Projects / Portfolio (optional): We recognize that not everyone has had the opportunity to do substantial open source work. However, if you do have publicly accessible software or data projects that you’d like to highlight for us, and potentially discuss during the interview process, please feel free to include links. This could be a repo on GitHub, a notebook-based data story with visualizations, some documentation you’re particularly proud of, etc.
Interview & Membership Process
- Based on your submitted materials, a member of our team may contact you to schedule a quick (20-30 minute) phone check-in. We could then ask you to spend 2-4 hours on a small take-home project, which we would discuss in the subsequent interview.

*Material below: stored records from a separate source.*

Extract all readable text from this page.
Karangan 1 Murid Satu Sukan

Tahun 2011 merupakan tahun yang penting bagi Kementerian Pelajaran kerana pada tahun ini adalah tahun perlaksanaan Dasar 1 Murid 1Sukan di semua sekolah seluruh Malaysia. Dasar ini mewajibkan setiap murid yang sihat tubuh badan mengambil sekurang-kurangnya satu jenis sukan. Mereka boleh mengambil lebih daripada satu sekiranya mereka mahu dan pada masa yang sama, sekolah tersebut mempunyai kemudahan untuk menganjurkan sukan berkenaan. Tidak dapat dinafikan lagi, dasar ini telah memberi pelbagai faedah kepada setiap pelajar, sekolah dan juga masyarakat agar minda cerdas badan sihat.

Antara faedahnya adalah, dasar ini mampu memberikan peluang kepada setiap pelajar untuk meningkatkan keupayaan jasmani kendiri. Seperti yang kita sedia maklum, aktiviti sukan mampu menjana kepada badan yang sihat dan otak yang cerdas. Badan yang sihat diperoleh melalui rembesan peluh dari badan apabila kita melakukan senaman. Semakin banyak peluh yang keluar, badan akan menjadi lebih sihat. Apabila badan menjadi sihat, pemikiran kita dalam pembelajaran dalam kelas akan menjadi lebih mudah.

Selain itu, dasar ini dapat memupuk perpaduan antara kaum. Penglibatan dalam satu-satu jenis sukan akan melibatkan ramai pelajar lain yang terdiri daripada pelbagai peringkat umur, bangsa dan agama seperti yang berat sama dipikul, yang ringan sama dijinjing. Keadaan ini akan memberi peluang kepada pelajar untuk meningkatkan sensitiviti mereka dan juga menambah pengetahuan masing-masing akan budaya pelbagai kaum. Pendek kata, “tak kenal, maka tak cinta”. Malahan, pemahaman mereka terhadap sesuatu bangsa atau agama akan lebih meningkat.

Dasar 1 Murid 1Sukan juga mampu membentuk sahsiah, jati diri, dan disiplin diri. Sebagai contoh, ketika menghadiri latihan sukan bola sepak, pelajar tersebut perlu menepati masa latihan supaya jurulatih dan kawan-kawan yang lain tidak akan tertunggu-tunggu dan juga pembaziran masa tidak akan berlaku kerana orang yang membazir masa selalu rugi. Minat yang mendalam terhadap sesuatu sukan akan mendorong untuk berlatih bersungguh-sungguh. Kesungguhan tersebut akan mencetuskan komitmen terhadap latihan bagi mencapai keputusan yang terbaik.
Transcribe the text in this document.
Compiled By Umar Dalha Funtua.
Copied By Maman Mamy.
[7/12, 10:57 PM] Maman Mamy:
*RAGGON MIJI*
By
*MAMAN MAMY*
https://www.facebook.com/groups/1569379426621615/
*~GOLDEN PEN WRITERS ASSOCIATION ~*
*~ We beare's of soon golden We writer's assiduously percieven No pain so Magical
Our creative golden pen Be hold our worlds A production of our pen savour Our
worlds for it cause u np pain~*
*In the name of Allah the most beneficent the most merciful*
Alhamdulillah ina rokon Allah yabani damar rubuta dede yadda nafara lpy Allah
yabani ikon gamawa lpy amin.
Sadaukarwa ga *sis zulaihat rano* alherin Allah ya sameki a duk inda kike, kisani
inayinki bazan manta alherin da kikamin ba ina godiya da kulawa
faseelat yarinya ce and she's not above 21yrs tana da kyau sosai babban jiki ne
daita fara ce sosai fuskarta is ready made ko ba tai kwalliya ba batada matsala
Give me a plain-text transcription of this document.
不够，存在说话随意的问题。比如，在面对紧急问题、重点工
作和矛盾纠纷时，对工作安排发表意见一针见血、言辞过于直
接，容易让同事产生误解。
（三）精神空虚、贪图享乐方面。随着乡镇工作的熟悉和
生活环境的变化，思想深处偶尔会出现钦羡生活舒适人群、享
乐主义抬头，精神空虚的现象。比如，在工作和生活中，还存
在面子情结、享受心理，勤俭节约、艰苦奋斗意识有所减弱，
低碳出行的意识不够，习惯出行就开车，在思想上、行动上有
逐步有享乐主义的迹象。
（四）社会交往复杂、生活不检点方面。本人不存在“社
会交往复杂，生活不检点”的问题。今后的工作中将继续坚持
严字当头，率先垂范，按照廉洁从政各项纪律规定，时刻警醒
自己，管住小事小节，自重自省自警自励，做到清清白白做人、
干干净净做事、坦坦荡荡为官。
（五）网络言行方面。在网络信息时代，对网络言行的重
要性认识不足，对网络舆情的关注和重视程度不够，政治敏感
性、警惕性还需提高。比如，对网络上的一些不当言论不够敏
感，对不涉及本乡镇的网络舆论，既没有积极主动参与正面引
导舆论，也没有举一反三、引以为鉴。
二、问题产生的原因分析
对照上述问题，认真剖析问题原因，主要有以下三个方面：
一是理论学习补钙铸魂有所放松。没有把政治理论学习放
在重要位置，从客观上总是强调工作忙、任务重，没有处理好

- Co-op Membership Process: This is a member-track contractor position. After a 6 month candidacy period in which you spend at least 500 hours working for Catalyst, you will become eligible for membership in the cooperative. Existing members will then vote on whether to invite you to join. To accept the invitation you will need to sign the co-op’s membership agreement and purchase a member equity share ($1000) which is redeemable when you leave the cooperative.
- Catalyst is committed to creating an inclusive workplace for folks of all backgrounds. Discrimination against race, color, religion, sex (including pregnancy, gender identity, and sexual orientation), national origin, age, disability or genetic information is both illegal and against our cooperative’s values.